Les Abiroïdes en conclave…

J’éprouve une sainte compassion envers ces êtres surnaturels, ces elfes noirs, parents lointains des habitants d’Astria, pauvres diables discriminés, qui étaient très sensibles à la lumière et vivaient dans des lieux souterrains et fermés.

Sentant le moisi et le renfermé, ils se calfeutraient chez eux de crainte de cet air pur et vivifiant que procure la liberté et de peur de perdre cette servitude dont ils héritent de père en fils.

La plupart d’entre-eux sont des mauves et des mauviettes qui s’acclimatent rapidement à tous les changements pourvu que leur soit garanti le gîte et le couvert et qu’ils aient quelqu’un à aduler, à applaudir et à flatter quand bien même il serait un tyran, un filou, un brigand ou un malpropre…C’est qu’ils aiment être maltraités, insultés, avilis, roulés dans la boue, fouettés, asservis, ce qui compte pour eux, c’est l’obole, c’est l’os qu’on leur jette, c’est la caresse du maitre !!!

Ces êtres falots et insipides n’en ont cure de leur dignité, mot étrange qu’ils honnissent car il les ramène à leur triste condition de serfs et de thuriféraires, de délateurs et de vils opportunistes…Leur petitesse est telle qu’ils imaginent que le statut de serpillère est plus commode que celui de citoyen et qu’il est plus excitant de lécher les babouches que de les jeter à la figure du despote.

Nul opprobre ne peut les offenser, en effet, ils sont insensibles aux sarcasmes et aux lazzis et demeurent impassibles à toute vexation, à toute humiliation, à tout ce qui est de nature à révolter un être humain ayant le vague sentiment d’être méprisé par tout le monde.

Il n’existe aucune excuse pour comprendre leur comportement, ni la pauvreté, ni la misère, ni l’indigence intellectuelle ne peuvent expliquer cette déchéance morale qui réduit l’individu à la prostitution et le dépouille de sa dignité.

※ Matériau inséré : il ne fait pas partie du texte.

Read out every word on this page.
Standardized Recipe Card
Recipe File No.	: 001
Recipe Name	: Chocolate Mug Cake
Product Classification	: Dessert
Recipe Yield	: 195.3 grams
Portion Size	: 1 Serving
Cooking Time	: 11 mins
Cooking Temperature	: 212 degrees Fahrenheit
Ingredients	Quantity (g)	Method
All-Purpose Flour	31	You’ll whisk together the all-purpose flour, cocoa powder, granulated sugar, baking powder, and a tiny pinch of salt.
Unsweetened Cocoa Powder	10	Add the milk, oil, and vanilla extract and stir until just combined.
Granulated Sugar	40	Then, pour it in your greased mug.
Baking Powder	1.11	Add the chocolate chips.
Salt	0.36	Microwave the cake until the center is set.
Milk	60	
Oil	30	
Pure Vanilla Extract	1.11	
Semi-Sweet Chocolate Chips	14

Leur seul et unique alibi est l’éducation qu’ils ont reçue et qui les a préparés à être des sous-citoyens, les nervis dociles et obéissants de toutes les dictatures.

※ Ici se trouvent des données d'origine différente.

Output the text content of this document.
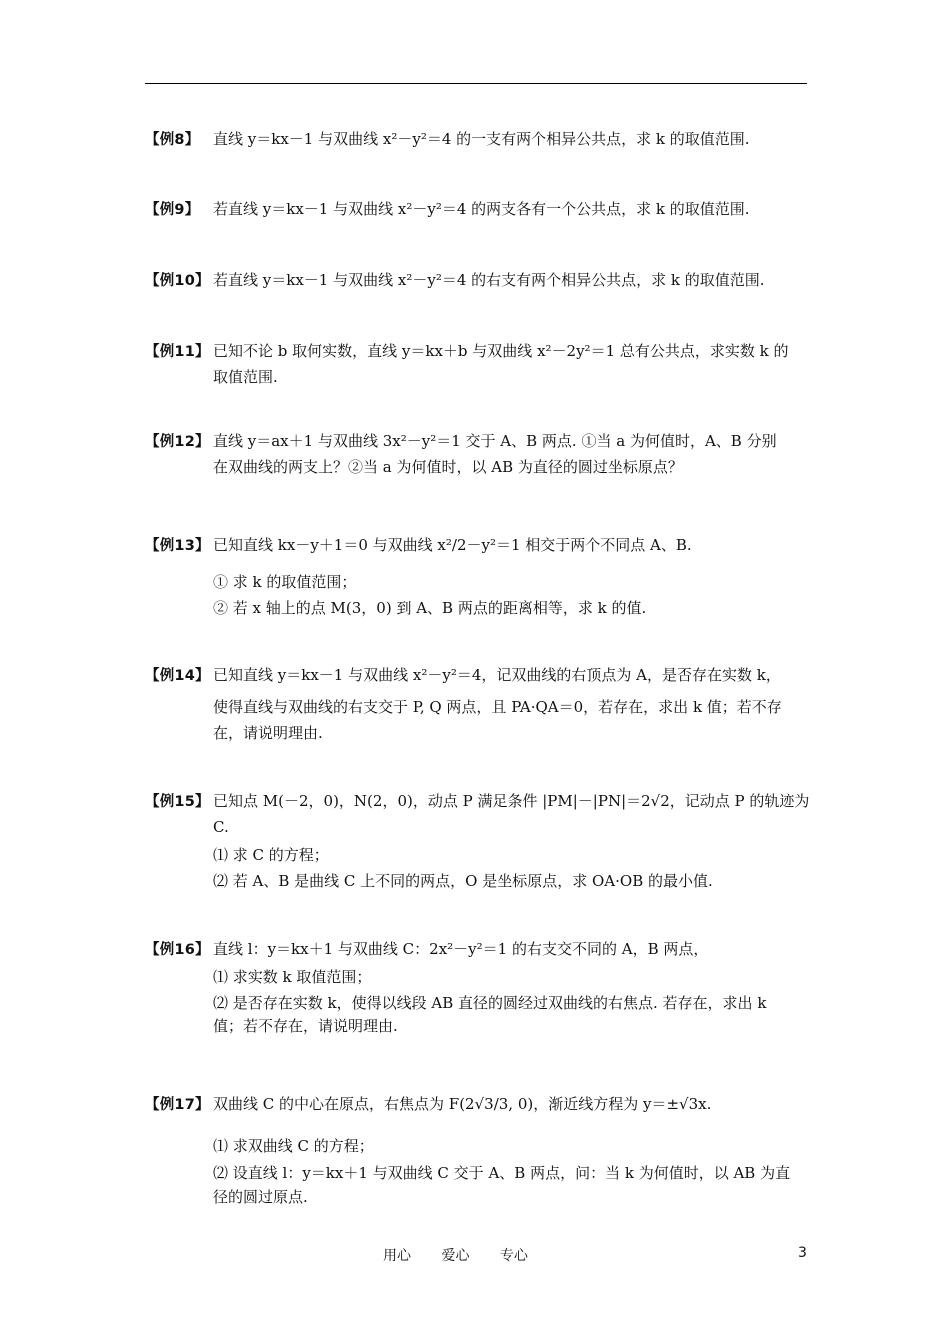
【例8】 直线 y＝kx－1 与双曲线 x²－y²＝4 的一支有两个相异公共点，求 k 的取值范围.
【例9】 若直线 y＝kx－1 与双曲线 x²－y²＝4 的两支各有一个公共点，求 k 的取值范围.
【例10】 若直线 y＝kx－1 与双曲线 x²－y²＝4 的右支有两个相异公共点，求 k 的取值范围.
【例11】 已知不论 b 取何实数，直线 y＝kx＋b 与双曲线 x²－2y²＝1 总有公共点，求实数 k 的
取值范围.
【例12】 直线 y＝ax＋1 与双曲线 3x²－y²＝1 交于 A、B 两点. ①当 a 为何值时，A、B 分别
在双曲线的两支上？②当 a 为何值时，以 AB 为直径的圆过坐标原点？
【例13】 已知直线 kx－y＋1＝0 与双曲线 x²/2－y²＝1 相交于两个不同点 A、B.
① 求 k 的取值范围；
② 若 x 轴上的点 M(3，0) 到 A、B 两点的距离相等，求 k 的值.
【例14】 已知直线 y＝kx－1 与双曲线 x²－y²＝4，记双曲线的右顶点为 A，是否存在实数 k，
使得直线与双曲线的右支交于 P, Q 两点，且 PA·QA＝0，若存在，求出 k 值；若不存
在，请说明理由.
【例15】 已知点 M(－2，0)，N(2，0)，动点 P 满足条件 |PM|－|PN|＝2√2，记动点 P 的轨迹为
C.
⑴ 求 C 的方程；
⑵ 若 A、B 是曲线 C 上不同的两点，O 是坐标原点，求 OA·OB 的最小值.
【例16】 直线 l：y＝kx＋1 与双曲线 C：2x²－y²＝1 的右支交不同的 A，B 两点，
⑴ 求实数 k 取值范围；
⑵ 是否存在实数 k，使得以线段 AB 直径的圆经过双曲线的右焦点. 若存在，求出 k
值；若不存在，请说明理由.
【例17】 双曲线 C 的中心在原点，右焦点为 F(2√3/3, 0)，渐近线方程为 y＝±√3x.
⑴ 求双曲线 C 的方程；
⑵ 设直线 l：y＝kx＋1 与双曲线 C 交于 A、B 两点，问：当 k 为何值时，以 AB 为直
径的圆过原点.
用心 爱心 专心	3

L’infamie réside dans leur ignorance exploitée d’une manière éhontée par tous les fascismes et par tous les populismes issus de la nébuleuse mauve, prédateurs et flibustiers sans scrupules, qui instrumentalisent cette ignorance à leur profit pour maintenir ces pauvres hères dans un état de putréfaction et de délabrement moral permanent.

Tenus à l’écart des banquets de la République mafieuse, ils tirent quelque fierté imbécile à être convoqués, moyennant casse-croûte et bakchich, aux grands- messes des apostats de l’ancien régime, cela titille leur orgueil de petites gens refoulées du bien-être social et culturel , expulsées de la société de l’abondance, méprisées par la bien-pensance bourgeoise et mondaine mais invitées ponctuellement à leur ripaille de charognards pour renouveler leur allégeance à leurs maitres, si condescendants à leur égard.

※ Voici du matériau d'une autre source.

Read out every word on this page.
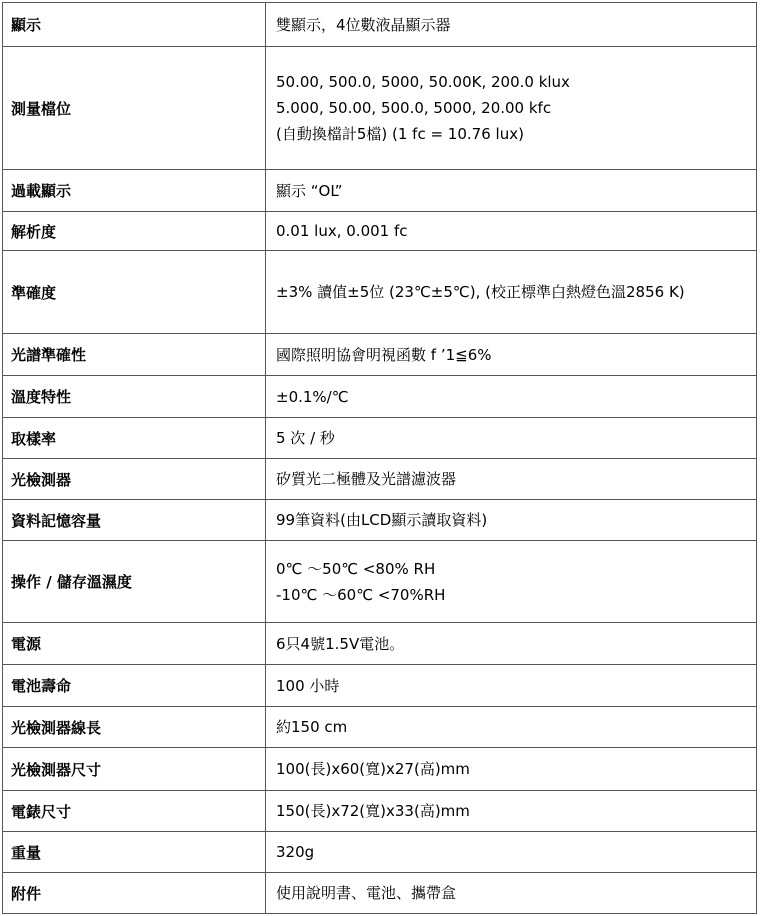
顯示	雙顯示，4位數液晶顯示器

測量檔位	50.00, 500.0, 5000, 50.00K, 200.0 klux
5.000, 50.00, 500.0, 5000, 20.00 kfc
(自動換檔計5檔) (1 fc = 10.76 lux)

過載顯示	顯示 “OL”

解析度	0.01 lux, 0.001 fc

準確度	±3% 讀值±5位 (23℃±5℃), (校正標準白熱燈色溫2856 K)

光譜準確性	國際照明協會明視函數 f ’1≦6%

溫度特性	±0.1%/℃

取樣率	5 次 / 秒

光檢測器	矽質光二極體及光譜濾波器

資料記憶容量	99筆資料(由LCD顯示讀取資料)

操作 / 儲存溫濕度	0℃ ～50℃ <80% RH
-10℃ ～60℃ <70%RH

電源	6只4號1.5V電池。

電池壽命	100 小時

光檢測器線長	約150 cm

光檢測器尺寸	100(長)x60(寬)x27(高)mm

電錶尺寸	150(長)x72(寬)x33(高)mm

重量	320g

附件	使用說明書、電池、攜帶盒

Cela peut sembler étrange, bizarre, paradoxal, choquant, mais tous les fascismes naissent et prospèrent grâce à cette servitude consentie dont nous observons chaque jour l’ampleur des dégâts qu’elle peut occasionner et dont nous constatons, médusés, désemparés, l’effroyable propagation dans notre société, en dépit d’une révolution et des bouleversements qu’elle a engendrés.

Le danger qui nous guette tous, n’est pas inhérent aux couacs actuels du processus démocratique engagé après la Révolution, dérapages assez prévisibles après des siècles d’asservissement, il est plutôt lié à l’inaptitude de certains tunisiens à échapper à leur condition de serfs.